Capel still sees merit in Willey playing some county second XI cricket, suggesting that this is where he is going to get the valuable opportunity he needs to make him a consistent first-class cricketer.
Capel said: “Often he bats at seven or eight and be our fourth or fifth bowling choice in our first XI because of the balance of our team. He needs the experience of batting at number five or six and playing a full role with the ball on a consistent basis, and he will be looking to do that when he plays second XI cricket. He must look to dominate second XI cricket and push himself to be a regular in the first team.”

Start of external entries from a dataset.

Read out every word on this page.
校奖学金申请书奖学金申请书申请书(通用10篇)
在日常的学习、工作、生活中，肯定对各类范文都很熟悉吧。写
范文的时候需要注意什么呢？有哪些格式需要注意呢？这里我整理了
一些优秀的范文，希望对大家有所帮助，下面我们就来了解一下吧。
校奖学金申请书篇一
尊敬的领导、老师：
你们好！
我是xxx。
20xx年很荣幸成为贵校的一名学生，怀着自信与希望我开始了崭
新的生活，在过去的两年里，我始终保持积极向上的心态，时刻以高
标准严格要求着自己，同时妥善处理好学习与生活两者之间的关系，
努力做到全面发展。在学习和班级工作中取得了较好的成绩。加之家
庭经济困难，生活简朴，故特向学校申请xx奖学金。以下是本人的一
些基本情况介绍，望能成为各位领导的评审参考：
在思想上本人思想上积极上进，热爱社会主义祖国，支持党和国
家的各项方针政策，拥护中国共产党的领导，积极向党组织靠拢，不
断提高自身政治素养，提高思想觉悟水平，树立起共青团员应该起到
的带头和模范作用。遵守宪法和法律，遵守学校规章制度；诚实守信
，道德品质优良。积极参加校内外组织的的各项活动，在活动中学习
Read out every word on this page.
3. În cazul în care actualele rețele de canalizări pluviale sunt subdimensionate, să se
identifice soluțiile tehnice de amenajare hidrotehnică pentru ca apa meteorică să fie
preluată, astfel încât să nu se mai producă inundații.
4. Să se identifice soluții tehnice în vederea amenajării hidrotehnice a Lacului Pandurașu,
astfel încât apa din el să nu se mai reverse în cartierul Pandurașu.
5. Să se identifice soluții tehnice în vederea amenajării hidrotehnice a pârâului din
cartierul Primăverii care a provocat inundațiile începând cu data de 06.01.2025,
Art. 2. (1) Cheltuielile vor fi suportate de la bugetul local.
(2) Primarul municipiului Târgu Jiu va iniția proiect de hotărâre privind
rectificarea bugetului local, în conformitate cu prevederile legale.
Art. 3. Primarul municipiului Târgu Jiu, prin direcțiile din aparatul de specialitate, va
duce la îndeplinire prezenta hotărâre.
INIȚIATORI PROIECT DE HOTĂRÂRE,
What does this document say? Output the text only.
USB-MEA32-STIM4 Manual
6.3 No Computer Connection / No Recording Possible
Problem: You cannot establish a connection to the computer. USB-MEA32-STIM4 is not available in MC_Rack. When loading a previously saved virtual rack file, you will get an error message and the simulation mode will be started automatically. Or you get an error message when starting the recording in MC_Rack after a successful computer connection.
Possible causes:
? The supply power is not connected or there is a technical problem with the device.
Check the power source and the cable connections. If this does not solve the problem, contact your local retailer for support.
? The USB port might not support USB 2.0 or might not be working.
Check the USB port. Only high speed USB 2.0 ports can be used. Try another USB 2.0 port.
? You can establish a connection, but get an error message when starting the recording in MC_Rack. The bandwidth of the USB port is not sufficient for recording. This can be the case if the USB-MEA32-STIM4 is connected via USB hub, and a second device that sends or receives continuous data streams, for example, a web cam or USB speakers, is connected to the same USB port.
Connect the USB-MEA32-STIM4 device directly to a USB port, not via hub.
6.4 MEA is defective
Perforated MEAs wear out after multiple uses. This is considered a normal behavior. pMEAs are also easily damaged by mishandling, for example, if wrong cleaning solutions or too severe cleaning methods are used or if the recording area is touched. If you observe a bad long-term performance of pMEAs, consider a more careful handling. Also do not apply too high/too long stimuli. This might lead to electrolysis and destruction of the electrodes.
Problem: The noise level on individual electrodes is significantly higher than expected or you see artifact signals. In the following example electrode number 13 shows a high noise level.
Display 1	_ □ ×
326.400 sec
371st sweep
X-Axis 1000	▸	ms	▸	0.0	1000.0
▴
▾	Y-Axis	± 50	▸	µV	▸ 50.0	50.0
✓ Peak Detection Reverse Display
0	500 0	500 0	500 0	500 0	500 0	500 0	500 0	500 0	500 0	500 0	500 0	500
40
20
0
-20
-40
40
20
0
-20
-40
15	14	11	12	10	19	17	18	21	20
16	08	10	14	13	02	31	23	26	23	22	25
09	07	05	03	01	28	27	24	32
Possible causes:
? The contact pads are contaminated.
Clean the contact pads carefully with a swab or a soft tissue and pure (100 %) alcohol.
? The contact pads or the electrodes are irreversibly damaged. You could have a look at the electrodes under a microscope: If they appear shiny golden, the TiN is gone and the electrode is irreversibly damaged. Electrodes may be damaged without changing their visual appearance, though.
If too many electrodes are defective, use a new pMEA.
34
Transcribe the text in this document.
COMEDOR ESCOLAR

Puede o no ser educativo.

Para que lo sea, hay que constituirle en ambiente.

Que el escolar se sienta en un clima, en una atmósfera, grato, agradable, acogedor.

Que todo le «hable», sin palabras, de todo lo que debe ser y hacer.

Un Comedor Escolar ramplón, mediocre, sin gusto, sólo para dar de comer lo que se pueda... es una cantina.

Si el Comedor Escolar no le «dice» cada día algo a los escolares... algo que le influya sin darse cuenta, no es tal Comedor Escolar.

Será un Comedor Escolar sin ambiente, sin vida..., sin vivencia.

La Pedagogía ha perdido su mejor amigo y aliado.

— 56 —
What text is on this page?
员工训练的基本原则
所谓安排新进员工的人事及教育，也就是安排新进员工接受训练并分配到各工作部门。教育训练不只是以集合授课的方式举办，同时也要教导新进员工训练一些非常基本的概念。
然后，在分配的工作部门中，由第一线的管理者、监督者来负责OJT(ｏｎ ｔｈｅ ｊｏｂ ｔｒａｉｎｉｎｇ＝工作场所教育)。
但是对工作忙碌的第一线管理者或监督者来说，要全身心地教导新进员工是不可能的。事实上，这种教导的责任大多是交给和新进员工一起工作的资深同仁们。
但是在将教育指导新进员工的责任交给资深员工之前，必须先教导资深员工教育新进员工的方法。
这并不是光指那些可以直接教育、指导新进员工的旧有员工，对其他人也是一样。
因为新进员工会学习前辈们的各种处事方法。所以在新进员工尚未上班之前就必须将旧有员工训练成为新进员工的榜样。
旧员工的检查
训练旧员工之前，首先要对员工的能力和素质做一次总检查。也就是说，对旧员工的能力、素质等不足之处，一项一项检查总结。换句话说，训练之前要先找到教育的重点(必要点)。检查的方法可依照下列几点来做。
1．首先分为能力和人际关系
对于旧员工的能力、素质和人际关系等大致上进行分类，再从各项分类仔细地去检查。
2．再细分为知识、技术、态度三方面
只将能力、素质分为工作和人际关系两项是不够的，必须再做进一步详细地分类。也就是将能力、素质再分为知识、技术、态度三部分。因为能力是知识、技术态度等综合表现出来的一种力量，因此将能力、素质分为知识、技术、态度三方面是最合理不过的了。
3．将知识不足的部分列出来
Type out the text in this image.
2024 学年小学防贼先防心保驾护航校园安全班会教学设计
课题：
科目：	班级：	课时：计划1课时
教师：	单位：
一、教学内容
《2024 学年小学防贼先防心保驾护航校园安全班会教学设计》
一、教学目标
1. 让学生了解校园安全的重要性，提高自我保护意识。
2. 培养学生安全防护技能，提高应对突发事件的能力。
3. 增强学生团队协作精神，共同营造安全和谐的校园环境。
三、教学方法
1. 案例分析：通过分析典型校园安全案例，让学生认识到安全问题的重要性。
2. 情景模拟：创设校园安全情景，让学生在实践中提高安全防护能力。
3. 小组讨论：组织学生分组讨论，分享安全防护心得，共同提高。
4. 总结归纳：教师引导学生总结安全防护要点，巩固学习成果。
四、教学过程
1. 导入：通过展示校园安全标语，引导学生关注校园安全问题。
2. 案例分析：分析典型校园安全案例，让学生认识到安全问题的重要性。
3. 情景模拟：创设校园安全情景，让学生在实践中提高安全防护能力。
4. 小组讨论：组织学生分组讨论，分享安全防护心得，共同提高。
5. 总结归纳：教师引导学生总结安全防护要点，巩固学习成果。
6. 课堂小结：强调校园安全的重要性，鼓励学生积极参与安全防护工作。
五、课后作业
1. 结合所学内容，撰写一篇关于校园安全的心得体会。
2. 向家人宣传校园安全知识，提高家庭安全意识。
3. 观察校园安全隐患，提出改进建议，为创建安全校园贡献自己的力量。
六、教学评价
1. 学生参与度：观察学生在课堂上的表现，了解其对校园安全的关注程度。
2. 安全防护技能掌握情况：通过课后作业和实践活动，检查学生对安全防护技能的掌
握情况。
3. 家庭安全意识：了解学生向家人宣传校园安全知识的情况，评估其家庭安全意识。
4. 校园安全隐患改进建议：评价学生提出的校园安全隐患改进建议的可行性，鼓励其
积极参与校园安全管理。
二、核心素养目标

Coach Capel likens Willey to veteran Steelback and South African international, Andrew Hall, who has had a prolific first-class career over 15 years. Hall averages 34.89 with the bat and 25.85 with the ball in first-class cricket, these phenomenal statistics are the kind of statistics that Capel is keen for Willey to emulate.
“I see him playing a similar role to Andrew Hall, where he must take the responsibility in both disciplines. Andrew has consistently put in performances through out his career which has seen him average 30 or over and take wickets at an average of around 25 runs piece. This is how I see David becoming capable of performing."
Capel concedes that these performances are not likely to be immediate and there will have to be learning processes for Willey throughout his career.
“You can not just expect a young person to be start putting these performances in from the off, it is a gradual progression. You need to get in to the habit of batting at five or six and taking the new ball. If he can go in to second XI matches and dominate by making big scores and taking hauls of wickets. It would prove to himself that he can do it and would encourage him in every respect."